Author:	Cucho Lambreta [ Thu Jan 30, 2020 12:13 pm ]
Post subject:	Re: The Mana Clinic
Sooooo If I'm splashing a color on a 24 land deck and I have seven 3 cmc gold spells that I want to be able to cast on turn 4 how many sources do I need? I'm thinking 12...

Author:	DJ0045 [ Thu Jan 30, 2020 12:24 pm ]
Post subject:	Re: The Mana Clinic
Cucho Lambreta wrote: Sooooo If I'm splashing a color on a 24 land deck and I have seven 3 cmc gold spells that I want to be able to cast on turn 4 how many sources do I need? I'm thinking 12... It's probably 11, but 12 won't hurt you if you have the room. Unless it has a double mana cost of the splashed color, in which case you'd need 18(!). Interestingly, those 7 cards are likely to completely define your mana base on their own. Between them they will probably drive ALL decisions about mana colors for the entire deck. Crazy how that works when you think about it. Even more so if they were 2 CMC instead.

Author:	Sol77_bla [ Fri Feb 07, 2020 4:10 am ]
Post subject:	Re: The Mana Clinic
DJ, help me with the odds: In a regular 2-color draft deck, what are the odds of getting at least one basic of both colors? For simplification purposes, I assume 8 of each color. Not getting one of 8 Swamps for example is ~18%, that's how far I get. I don't know how to combine this with the odds for the other color. Multiplying is certainly wrong for the odds of failing on either color have to be higher. As an aside, why is this 18% x 18% = ~3% not the same as the odds for getting no land at all, which I have at ~2%? But back to the original question: Adding these up would give me 36% chance to fail, can this high be correct? I certainly feel like I get these hands all the time in draft, so that would explain it.

Author:	DJ0045 [ Fri Feb 07, 2020 11:26 am ]
Post subject:	Re: The Mana Clinic
The reason the math doesn’t work is that the two events are not independent.
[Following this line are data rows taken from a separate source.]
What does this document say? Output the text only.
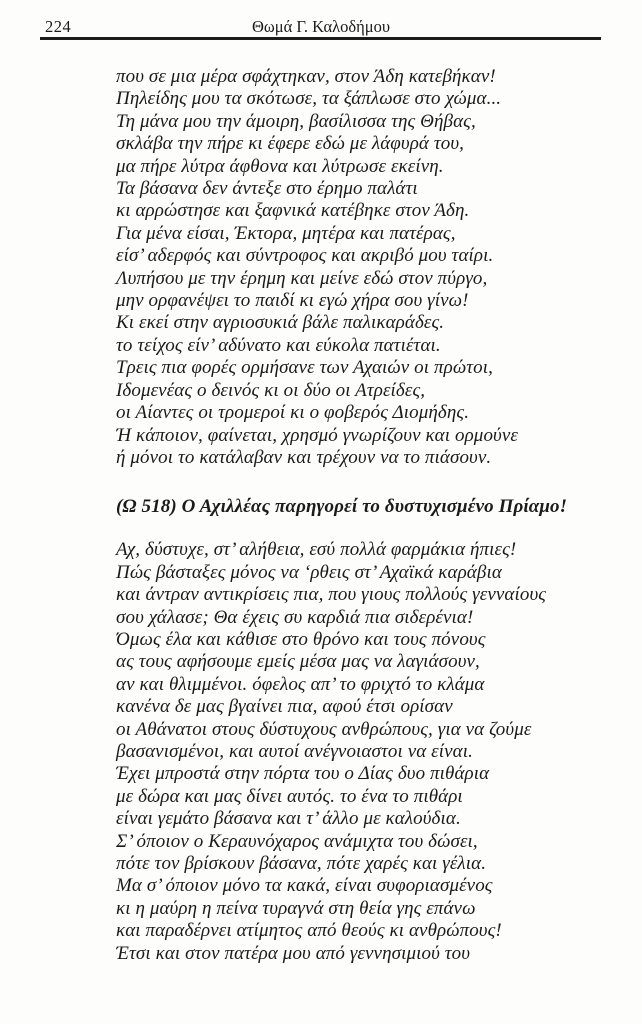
224	Θωμά Γ. Καλοδήμου
που σε μια μέρα σφάχτηκαν, στον Άδη κατεβήκαν!
Πηλείδης μου τα σκότωσε, τα ξάπλωσε στο χώμα...
Τη μάνα μου την άμοιρη, βασίλισσα της Θήβας,
σκλάβα την πήρε κι έφερε εδώ με λάφυρά του,
μα πήρε λύτρα άφθονα και λύτρωσε εκείνη.
Τα βάσανα δεν άντεξε στο έρημο παλάτι
κι αρρώστησε και ξαφνικά κατέβηκε στον Άδη.
Για μένα είσαι, Έκτορα, μητέρα και πατέρας,
είσ’ αδερφός και σύντροφος και ακριβό μου ταίρι.
Λυπήσου με την έρημη και μείνε εδώ στον πύργο,
μην ορφανέψει το παιδί κι εγώ χήρα σου γίνω!
Κι εκεί στην αγριοσυκιά βάλε παλικαράδες.
το τείχος είν’ αδύνατο και εύκολα πατιέται.
Τρεις πια φορές ορμήσανε των Αχαιών οι πρώτοι,
Ιδομενέας ο δεινός κι οι δύο οι Ατρείδες,
οι Αίαντες οι τρομεροί κι ο φοβερός Διομήδης.
Ή κάποιον, φαίνεται, χρησμό γνωρίζουν και ορμούνε
ή μόνοι το κατάλαβαν και τρέχουν να το πιάσουν.
(Ω 518) Ο Αχιλλέας παρηγορεί το δυστυχισμένο Πρίαμο!
Αχ, δύστυχε, στ’ αλήθεια, εσύ πολλά φαρμάκια ήπιες!
Πώς βάσταξες μόνος να ‘ρθεις στ’ Αχαϊκά καράβια
και άντραν αντικρίσεις πια, που γιους πολλούς γενναίους
σου χάλασε; Θα έχεις συ καρδιά πια σιδερένια!
Όμως έλα και κάθισε στο θρόνο και τους πόνους
ας τους αφήσουμε εμείς μέσα μας να λαγιάσουν,
αν και θλιμμένοι. όφελος απ’ το φριχτό το κλάμα
κανένα δε μας βγαίνει πια, αφού έτσι ορίσαν
οι Αθάνατοι στους δύστυχους ανθρώπους, για να ζούμε
βασανισμένοι, και αυτοί ανέγνοιαστοι να είναι.
Έχει μπροστά στην πόρτα του ο Δίας δυο πιθάρια
με δώρα και μας δίνει αυτός. το ένα το πιθάρι
είναι γεμάτο βάσανα και τ’ άλλο με καλούδια.
Σ’ όποιον ο Κεραυνόχαρος ανάμιχτα του δώσει,
πότε τον βρίσκουν βάσανα, πότε χαρές και γέλια.
Μα σ’ όποιον μόνο τα κακά, είναι συφοριασμένος
κι η μαύρη η πείνα τυραγνά στη θεία γης επάνω
και παραδέρνει ατίμητος από θεούς κι ανθρώπους!
Έτσι και στον πατέρα μου από γεννησιμιού του
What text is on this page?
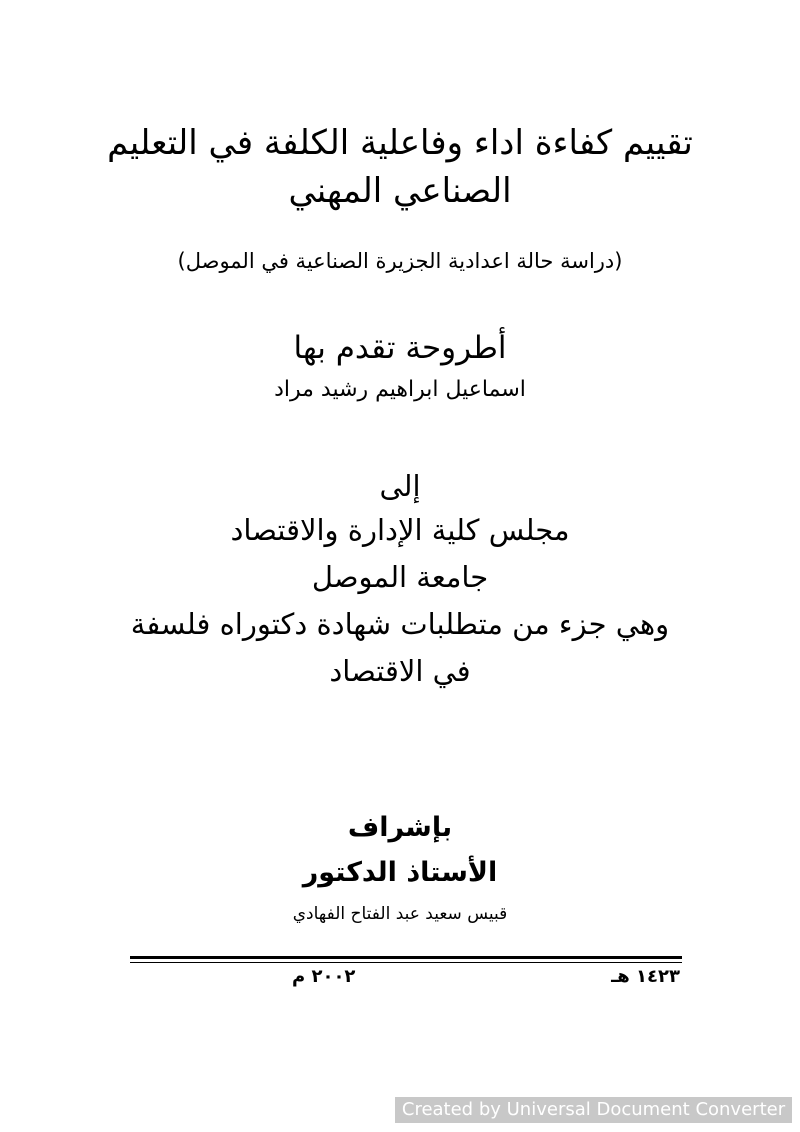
تقييم كفاءة اداء وفاعلية الكلفة في التعليم
الصناعي المهني
(دراسة حالة اعدادية الجزيرة الصناعية في الموصل)
أطروحة تقدم بها
اسماعيل ابراهيم رشيد مراد
إلى
مجلس كلية الإدارة والاقتصاد
جامعة الموصل
وهي جزء من متطلبات شهادة دكتوراه فلسفة
في الاقتصاد
بإشراف
الأستاذ الدكتور
قبيس سعيد عبد الفتاح الفهادي
١٤٢٣ هـ
٢٠٠٢ م
Created by Universal Document Converter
Hyper geometric distribution calculators (online one) only work when you ask a simpler question, like the odds of at least one land in a 7 card hand. As soon as you ask a more complicated question, you need to think in terms of combinations instead. What you want here, depends on what you are asking. For example, do you mean exactly one of each? At least one of each? Percent chance of getting at least one but not the other? Unfortunately, each one has slightly different calculations. The basic form can be found here: http://birdsofparadise-mtg.blogspot.com ... etric.html For your question, I think you want (8 choose 1)(8 choose 0)(24 choose 6)/(40 choose 7) Let me englishify this for you: the first term is how many ways we can pick one mountain from 8, next is how many ways to get 0 swamps from 8 (slightly tricky concept, but the answer is just 1 by definition), then how many ways can the rest of the deck be ordered (huge number here), divided by how many ways can the whole deck be ordered (even bigger number). Why the number choices? 8 land one mountain, 8 lands no swamps, 24 remaining cards (40-16 lands) with 6 chosen (doesn’t matter which), 40 and 7 just are deck size and hand size. The problem is that your question is more complicated. Depending on what you specifically want to ask, you may need to sum across multiple calculated probabilities (for the at least one, I think we need to sum 8 calculations, but I need to think about it). That said, I think I figured out an easier way to do this last time I looked at it, let me think on it, and I’ll share it when I remember. complex mathematical proof is not needed, but it exists, in case you ever feel like going full nerd.